Caldara is best known for his extensive vocal works;
the operatic and the sacred were his metier though he was a trained
cellist. Nevertheless his Op 1 consisted of a chamber music calling
card – twelve "Suonate a Tre" for two violins and a basso
continuo (a cello), published in Venice in 1693 and probably intended
for church performance. Though his later eminence was to mark him out
as a prize catch in Dresden Caldara’s earlier experience at St Marks
equipped him for a versatile career in Italian operatic life.
In CPO’s fine disc we have five of the Op 1 Trio Sonatas
– numbers 1, 2, 5, 7 and 10. Some, if not all, doubtless predated the
publication year of 1693 but their emergence did mark a decisive shift
in his reputation. His strongly contrapuntal writing is both admirable
and sophisticated; the use of suspension harmony attractive and anticipatory.
There is gravity and intensity in the opening Adagio of the F minor
and a charitable starkness as well as simplicity in the same Trio’s
subsequent slow movement. Galant expressivity vies with little hesitancies
in the opening of the G major, No 2 of the set. The elegantly ascending
and descending violin lines of the Allegro are as colourful and melodically
exciting as is the saturnine cello pizzicati in the Grave. The E minor
opens like a Chaconne but the winding, aspirant ascension of violins
adds piquancy to the texture of the succeeding Adagio. Amusing and technically
adroit is the way in which Caldara allows the winding down of material
in the Allegro second movement before propulsively engaging a drama
laced final chordal flourish. The Adagio of this work is rather more
densely opulent, with some expressive trills.
Six years later he was appointed as Court music director
by the Duke of Mantua. Dating from this period is his A flat major Chiacona,
the conclusion of that cycle and an impressive work in its own right.
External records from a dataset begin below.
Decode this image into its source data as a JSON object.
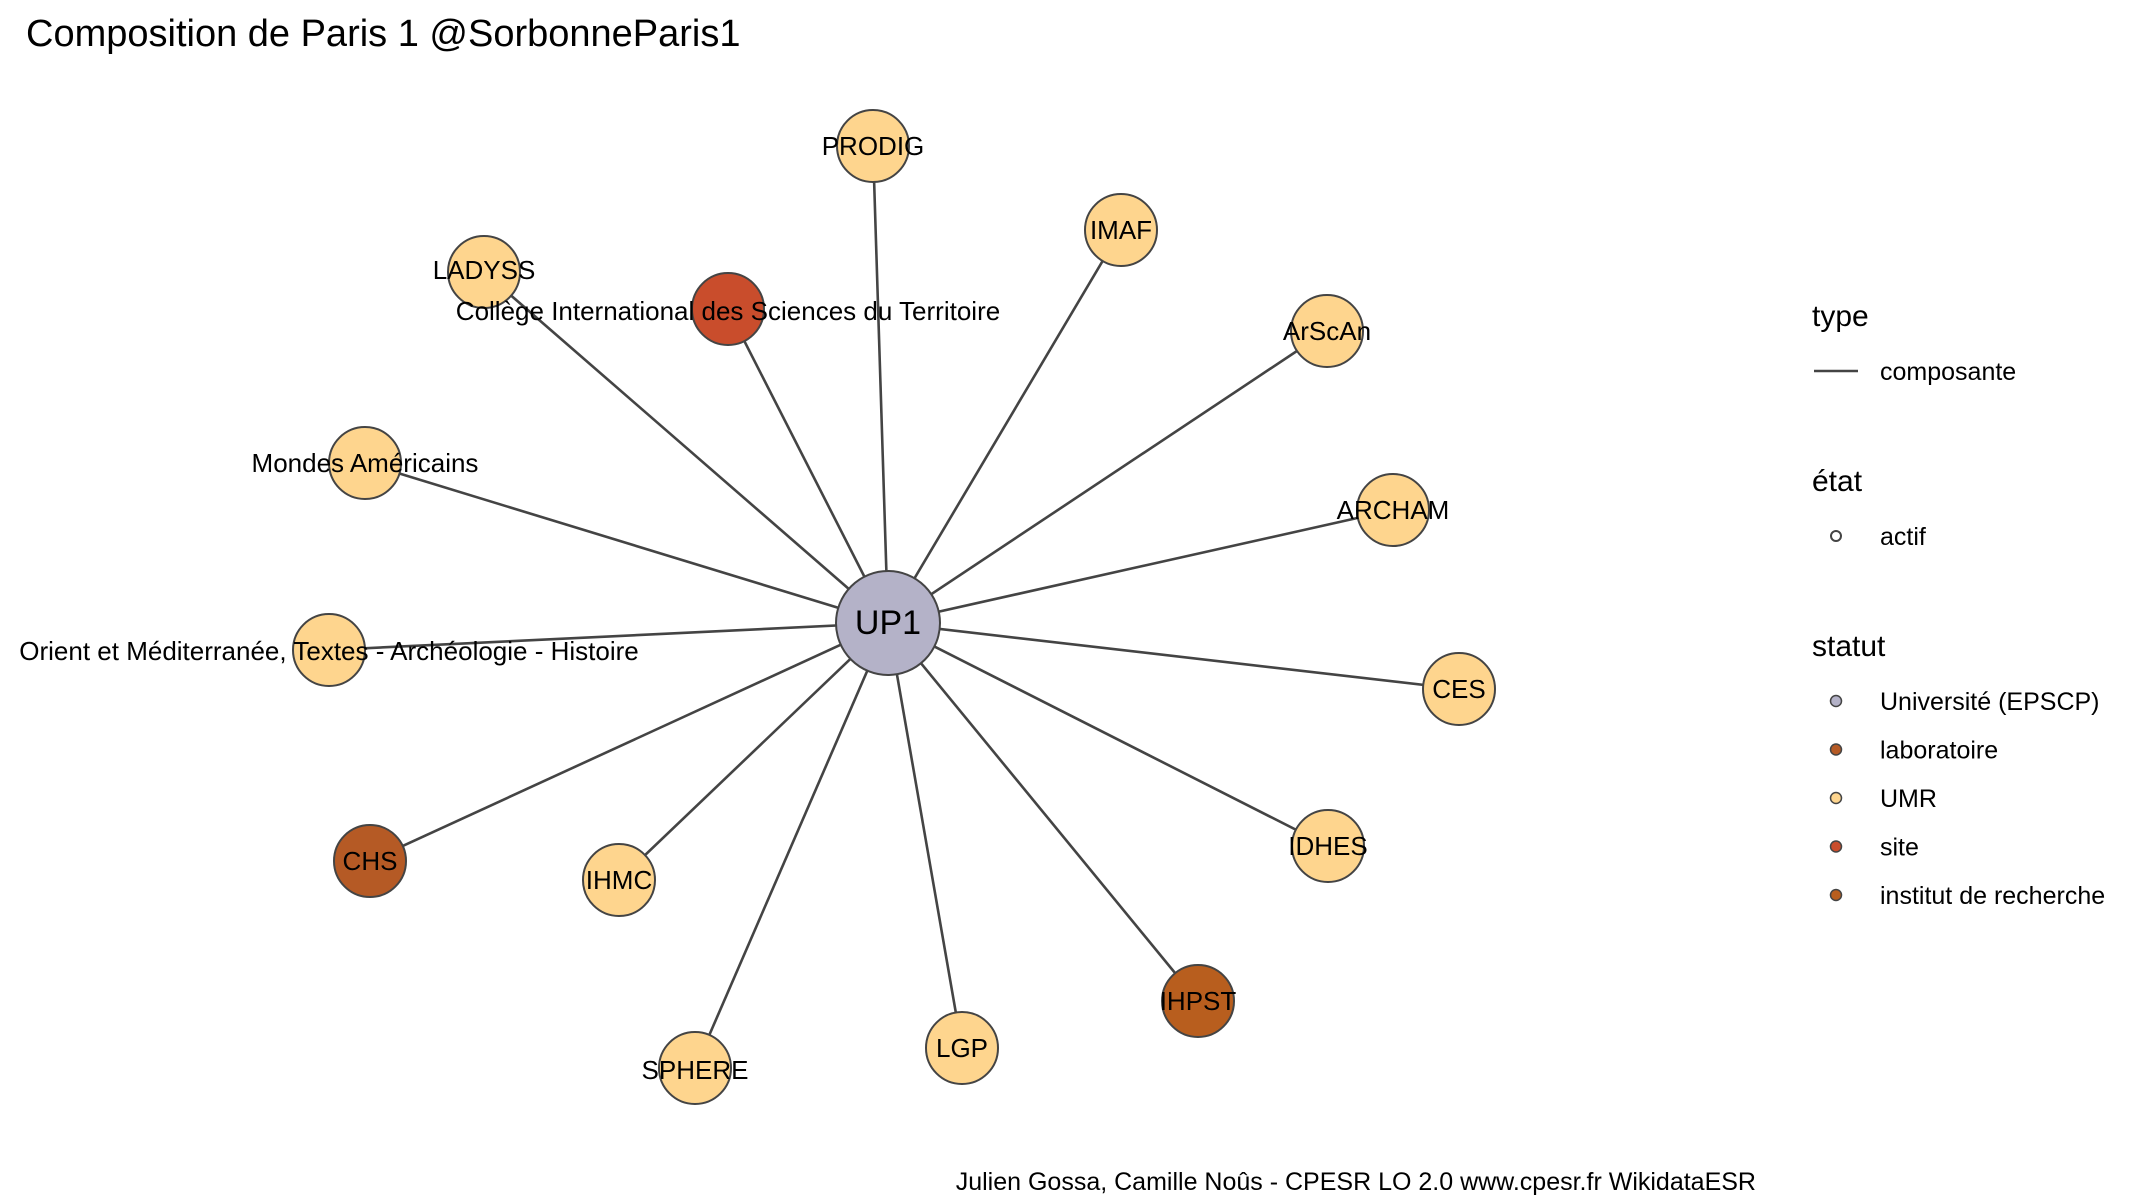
{
  "title": "Composition de Paris 1 @SorbonneParis1",
  "caption": "Julien Gossa, Camille Noûs - CPESR LO 2.0 www.cpesr.fr WikidataESR",
  "colors": {
    "edge": "#444444",
    "node_border": "#444444",
    "universite": "#B4B2C8",
    "laboratoire": "#B55A25",
    "umr": "#FED58E",
    "site": "#C94D2C",
    "institut": "#B85E1E"
  },
  "graph": {
    "hub": {
      "label": "UP1",
      "statut": "Université (EPSCP)"
    },
    "nodes": [
      {
        "label": "PRODIG",
        "statut": "UMR"
      },
      {
        "label": "IMAF",
        "statut": "UMR"
      },
      {
        "label": "LADYSS",
        "statut": "UMR"
      },
      {
        "label": "Collège International des Sciences du Territoire",
        "statut": "site"
      },
      {
        "label": "ArScAn",
        "statut": "UMR"
      },
      {
        "label": "Mondes Américains",
        "statut": "UMR"
      },
      {
        "label": "ARCHAM",
        "statut": "UMR"
      },
      {
        "label": "Orient et Méditerranée, Textes - Archéologie - Histoire",
        "statut": "UMR"
      },
      {
        "label": "CES",
        "statut": "UMR"
      },
      {
        "label": "CHS",
        "statut": "laboratoire"
      },
      {
        "label": "IHMC",
        "statut": "UMR"
      },
      {
        "label": "IDHES",
        "statut": "UMR"
      },
      {
        "label": "IHPST",
        "statut": "institut de recherche"
      },
      {
        "label": "SPHERE",
        "statut": "UMR"
      },
      {
        "label": "LGP",
        "statut": "UMR"
      }
    ]
  },
  "legend": {
    "type": {
      "title": "type",
      "items": [
        {
          "label": "composante"
        }
      ]
    },
    "etat": {
      "title": "état",
      "items": [
        {
          "label": "actif"
        }
      ]
    },
    "statut": {
      "title": "statut",
      "items": [
        {
          "label": "Université (EPSCP)",
          "color": "#B4B2C8"
        },
        {
          "label": "laboratoire",
          "color": "#B55A25"
        },
        {
          "label": "UMR",
          "color": "#FED58E"
        },
        {
          "label": "site",
          "color": "#C94D2C"
        },
        {
          "label": "institut de recherche",
          "color": "#B85E1E"
        }
      ]
    }
  }
}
It involves considerable harmonic modulation and strong interplay between
the two violins; whilst the thematic material may not be as obviously
impressive as the Chaconne by Corelli, Caldara plays out the implications
of the writing with real ingenuity.
Toward the end of his career Caldara was commissioned
by Count Rudolf of Schönbrun to write an extensive series of works
for the cello – and he wrote seventeen sonatas and a concerto altogether.
Both Sonatas here are typical four movement creations but are unusually
sophisticated. The A minor for example handles its material with an
ease and confidence which marks Caldara’s total absorption of the form;
the galant wit and poise that informs, say, the Allegro e Spirituoso
are testament to a confluence of technical eloquence and expressive
The German period instrument group Parnassi musici
– who have recorded Albinoni and the little known Domenico Gallo to
acclaim – continue their laudable exploration of the repertoire. These
are sensitively shaped, instrumentally compelling performances recorded
in a winningly sympathetic acoustic. Warmly recommended.